Samedi 4 Aout 2007 -- Le binôme mère/nouveau-né constitue une population à risque par sa mortalité élevée et par l’impact des mesures préventives et les principaux facteurs de risque de morbidité et de mortalité qui restent les mêmes pour la mère et l’enfant. La grossesse et l’accouchement s’accompagnent de graves risques pour la santé, même pour les femmes n’ayant pas de problèmes de santé antérieurs. Environ 40 % de femmes enceintes connaissent des problèmes de santé imputables à la grossesse et 15 % souffrent de complications permanentes ou dont la vie est menacée.

Les chiffres restent loin de la réalité car les taux officiels de mortalité périnatale ne sont pas publiés par l’état civil. La mortinatalité figure sur les registres de l’état civil alors que la mortalité néonatale (précoce ou tardive) touche la tranche d’âge 0-1 an. Malgré les nombreuses lacunes relevées dans l’enregistrement et la déclaration des décès, on retiendra que le taux de mortalité maternelle est de 96,2 % pour 1 000 naissances vivantes. Quelque 700 femmes décèdent chaque année suite à des complications survenues lors de la grossesse ou l’accouchement. Pour chacun de ces décès, 30 à 100 femmes sont victimes d’affections aiguës, douloureuses entraînant souvent des handicaps permanents.

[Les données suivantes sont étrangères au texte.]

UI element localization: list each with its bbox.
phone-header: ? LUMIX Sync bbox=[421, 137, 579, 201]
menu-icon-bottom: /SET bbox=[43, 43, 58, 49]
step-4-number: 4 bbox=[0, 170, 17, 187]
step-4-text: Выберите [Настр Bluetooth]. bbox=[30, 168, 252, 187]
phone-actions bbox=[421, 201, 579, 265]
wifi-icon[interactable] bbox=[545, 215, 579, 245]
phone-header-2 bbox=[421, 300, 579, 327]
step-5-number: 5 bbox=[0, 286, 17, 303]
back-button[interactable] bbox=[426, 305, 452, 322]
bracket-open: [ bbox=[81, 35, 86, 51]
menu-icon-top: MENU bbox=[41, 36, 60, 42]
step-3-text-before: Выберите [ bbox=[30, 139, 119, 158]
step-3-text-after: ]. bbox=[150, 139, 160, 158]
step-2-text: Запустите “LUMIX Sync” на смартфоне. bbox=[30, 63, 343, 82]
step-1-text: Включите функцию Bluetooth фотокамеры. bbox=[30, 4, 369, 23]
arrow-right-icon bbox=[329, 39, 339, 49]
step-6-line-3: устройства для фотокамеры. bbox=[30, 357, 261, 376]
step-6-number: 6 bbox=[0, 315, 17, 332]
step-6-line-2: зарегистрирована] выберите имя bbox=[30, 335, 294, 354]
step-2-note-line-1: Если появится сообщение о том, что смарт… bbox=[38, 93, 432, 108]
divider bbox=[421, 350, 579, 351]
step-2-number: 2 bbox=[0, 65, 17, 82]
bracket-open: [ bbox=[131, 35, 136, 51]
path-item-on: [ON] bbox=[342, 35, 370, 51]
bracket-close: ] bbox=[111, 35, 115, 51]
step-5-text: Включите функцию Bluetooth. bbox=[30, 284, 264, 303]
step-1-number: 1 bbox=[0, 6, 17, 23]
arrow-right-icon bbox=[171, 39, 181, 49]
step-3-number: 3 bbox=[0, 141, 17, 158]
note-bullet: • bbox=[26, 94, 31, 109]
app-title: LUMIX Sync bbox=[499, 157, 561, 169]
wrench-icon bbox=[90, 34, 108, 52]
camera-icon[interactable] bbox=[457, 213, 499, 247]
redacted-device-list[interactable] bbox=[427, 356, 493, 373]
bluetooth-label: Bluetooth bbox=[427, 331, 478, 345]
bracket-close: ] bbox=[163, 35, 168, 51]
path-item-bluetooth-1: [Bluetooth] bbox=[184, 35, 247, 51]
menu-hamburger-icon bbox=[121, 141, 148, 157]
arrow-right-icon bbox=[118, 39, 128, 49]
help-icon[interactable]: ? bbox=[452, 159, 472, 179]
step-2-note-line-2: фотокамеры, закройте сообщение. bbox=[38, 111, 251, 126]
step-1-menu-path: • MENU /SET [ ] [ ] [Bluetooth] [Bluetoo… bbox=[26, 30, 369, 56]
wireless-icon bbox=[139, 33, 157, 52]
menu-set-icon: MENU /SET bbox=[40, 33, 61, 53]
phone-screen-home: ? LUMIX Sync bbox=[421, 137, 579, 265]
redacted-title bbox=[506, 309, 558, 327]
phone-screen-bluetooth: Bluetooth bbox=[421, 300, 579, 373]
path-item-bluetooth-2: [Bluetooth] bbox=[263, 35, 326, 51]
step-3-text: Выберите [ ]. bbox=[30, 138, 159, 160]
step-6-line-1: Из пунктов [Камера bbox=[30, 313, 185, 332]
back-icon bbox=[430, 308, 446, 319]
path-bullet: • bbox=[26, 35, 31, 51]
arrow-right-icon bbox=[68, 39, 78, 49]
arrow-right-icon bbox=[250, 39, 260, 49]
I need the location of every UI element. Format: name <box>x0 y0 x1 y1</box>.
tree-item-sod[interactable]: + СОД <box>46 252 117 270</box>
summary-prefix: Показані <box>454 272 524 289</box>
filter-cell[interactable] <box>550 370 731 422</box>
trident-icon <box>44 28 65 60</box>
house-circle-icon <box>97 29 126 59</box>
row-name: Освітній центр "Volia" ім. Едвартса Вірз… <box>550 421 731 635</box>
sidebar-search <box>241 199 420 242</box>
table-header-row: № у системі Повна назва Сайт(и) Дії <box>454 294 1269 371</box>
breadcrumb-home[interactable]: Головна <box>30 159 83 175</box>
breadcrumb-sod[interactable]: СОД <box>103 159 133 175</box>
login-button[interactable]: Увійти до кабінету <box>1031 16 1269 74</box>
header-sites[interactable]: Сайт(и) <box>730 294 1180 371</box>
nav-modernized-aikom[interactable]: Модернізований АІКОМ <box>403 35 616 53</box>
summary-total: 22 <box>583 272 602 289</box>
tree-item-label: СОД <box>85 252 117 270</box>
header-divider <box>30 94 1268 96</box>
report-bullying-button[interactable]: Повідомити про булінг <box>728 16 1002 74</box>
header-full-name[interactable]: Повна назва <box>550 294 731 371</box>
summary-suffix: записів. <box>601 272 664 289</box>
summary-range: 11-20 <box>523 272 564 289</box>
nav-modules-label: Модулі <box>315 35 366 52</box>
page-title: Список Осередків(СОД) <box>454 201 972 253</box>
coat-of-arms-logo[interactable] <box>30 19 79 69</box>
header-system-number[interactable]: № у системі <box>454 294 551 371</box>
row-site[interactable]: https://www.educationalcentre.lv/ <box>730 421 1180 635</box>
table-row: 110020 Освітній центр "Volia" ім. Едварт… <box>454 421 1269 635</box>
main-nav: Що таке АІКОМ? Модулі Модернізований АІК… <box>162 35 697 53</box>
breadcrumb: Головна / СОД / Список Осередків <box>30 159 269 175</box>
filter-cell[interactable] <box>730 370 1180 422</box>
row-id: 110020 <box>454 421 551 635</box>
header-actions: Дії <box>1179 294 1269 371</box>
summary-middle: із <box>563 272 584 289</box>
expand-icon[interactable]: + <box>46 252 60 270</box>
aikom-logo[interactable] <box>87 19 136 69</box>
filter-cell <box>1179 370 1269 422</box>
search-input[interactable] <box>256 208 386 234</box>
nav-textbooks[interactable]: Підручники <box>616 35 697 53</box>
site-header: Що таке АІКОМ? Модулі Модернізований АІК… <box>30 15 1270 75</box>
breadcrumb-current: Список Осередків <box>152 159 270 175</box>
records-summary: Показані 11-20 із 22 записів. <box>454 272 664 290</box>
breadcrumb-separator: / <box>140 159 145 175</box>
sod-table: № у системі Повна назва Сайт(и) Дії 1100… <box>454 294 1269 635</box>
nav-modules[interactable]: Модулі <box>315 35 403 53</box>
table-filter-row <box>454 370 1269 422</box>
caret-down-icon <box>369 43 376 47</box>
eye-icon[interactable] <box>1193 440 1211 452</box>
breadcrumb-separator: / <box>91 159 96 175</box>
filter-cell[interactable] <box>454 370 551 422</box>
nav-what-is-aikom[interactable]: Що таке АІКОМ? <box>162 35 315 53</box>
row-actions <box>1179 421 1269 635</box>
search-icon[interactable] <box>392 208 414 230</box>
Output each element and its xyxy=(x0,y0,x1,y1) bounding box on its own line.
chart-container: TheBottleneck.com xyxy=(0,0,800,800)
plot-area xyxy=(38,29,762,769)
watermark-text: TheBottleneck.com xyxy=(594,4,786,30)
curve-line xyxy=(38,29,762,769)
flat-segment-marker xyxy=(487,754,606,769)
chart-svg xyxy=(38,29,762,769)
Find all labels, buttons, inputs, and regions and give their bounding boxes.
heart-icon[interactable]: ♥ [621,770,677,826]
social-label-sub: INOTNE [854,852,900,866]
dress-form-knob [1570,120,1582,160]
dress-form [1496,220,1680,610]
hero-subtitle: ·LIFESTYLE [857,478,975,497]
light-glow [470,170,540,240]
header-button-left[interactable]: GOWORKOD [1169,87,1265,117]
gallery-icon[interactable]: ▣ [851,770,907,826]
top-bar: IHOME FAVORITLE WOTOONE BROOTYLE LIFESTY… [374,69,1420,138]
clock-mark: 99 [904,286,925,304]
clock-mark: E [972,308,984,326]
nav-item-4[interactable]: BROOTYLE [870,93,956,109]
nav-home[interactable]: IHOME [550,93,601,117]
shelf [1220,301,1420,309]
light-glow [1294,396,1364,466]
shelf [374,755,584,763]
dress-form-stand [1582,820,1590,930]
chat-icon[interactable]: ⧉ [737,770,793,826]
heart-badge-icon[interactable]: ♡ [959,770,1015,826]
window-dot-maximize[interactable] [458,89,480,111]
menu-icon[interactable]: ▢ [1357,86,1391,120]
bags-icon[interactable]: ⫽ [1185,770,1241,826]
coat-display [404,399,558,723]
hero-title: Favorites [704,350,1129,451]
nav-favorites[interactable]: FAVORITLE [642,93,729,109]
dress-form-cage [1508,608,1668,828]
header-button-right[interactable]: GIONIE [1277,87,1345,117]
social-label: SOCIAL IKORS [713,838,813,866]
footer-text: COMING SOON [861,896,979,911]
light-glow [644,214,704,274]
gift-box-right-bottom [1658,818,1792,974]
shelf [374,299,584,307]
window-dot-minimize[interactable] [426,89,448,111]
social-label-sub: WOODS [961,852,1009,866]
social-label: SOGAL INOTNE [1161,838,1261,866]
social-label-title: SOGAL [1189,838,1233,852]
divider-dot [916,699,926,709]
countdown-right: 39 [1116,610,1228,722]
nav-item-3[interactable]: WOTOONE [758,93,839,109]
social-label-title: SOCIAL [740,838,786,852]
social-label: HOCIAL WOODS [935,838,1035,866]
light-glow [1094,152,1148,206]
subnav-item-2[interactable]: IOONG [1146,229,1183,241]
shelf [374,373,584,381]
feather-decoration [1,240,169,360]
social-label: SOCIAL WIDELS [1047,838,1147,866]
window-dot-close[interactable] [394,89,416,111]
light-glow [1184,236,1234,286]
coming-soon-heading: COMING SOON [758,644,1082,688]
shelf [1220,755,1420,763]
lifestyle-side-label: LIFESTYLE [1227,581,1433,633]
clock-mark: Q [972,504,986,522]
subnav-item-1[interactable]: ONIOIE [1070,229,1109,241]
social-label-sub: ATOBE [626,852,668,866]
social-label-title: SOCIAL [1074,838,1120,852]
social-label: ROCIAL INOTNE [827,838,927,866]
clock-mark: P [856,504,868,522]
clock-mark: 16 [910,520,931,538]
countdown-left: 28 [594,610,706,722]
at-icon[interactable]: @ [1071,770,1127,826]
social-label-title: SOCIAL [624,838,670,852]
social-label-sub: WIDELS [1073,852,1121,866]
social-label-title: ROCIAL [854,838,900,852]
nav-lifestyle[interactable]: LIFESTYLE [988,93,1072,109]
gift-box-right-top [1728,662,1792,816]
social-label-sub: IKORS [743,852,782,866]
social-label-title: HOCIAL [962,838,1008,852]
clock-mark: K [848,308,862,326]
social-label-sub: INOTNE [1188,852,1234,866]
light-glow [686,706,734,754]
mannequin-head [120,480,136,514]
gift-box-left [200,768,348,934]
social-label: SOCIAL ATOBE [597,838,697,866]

Par ailleurs, le taux de mortinatalité est de 25 % pour 1 000 naissances vivantes soit 15 000 décès par an et celui de mortalité néonatale précoce de l’ordre de 20 % pour 1 000 naissances vivantes, soit 12 000 décès par an. Le taux de mortalité périnatale est de 45 % pour 1 000 naissances (27 000 décès par an) alors que la mortalité néonatale s’élève à 25 % pour 1 000 naissances vivantes (15 000 décès par an). Il faut savoir également que la prématurité représente 10 à 12 % des naissances. Ainsi que pour chaque 4 enfants qui décèdent avant l’âge d’un an, 3 sont nouveaux-nés.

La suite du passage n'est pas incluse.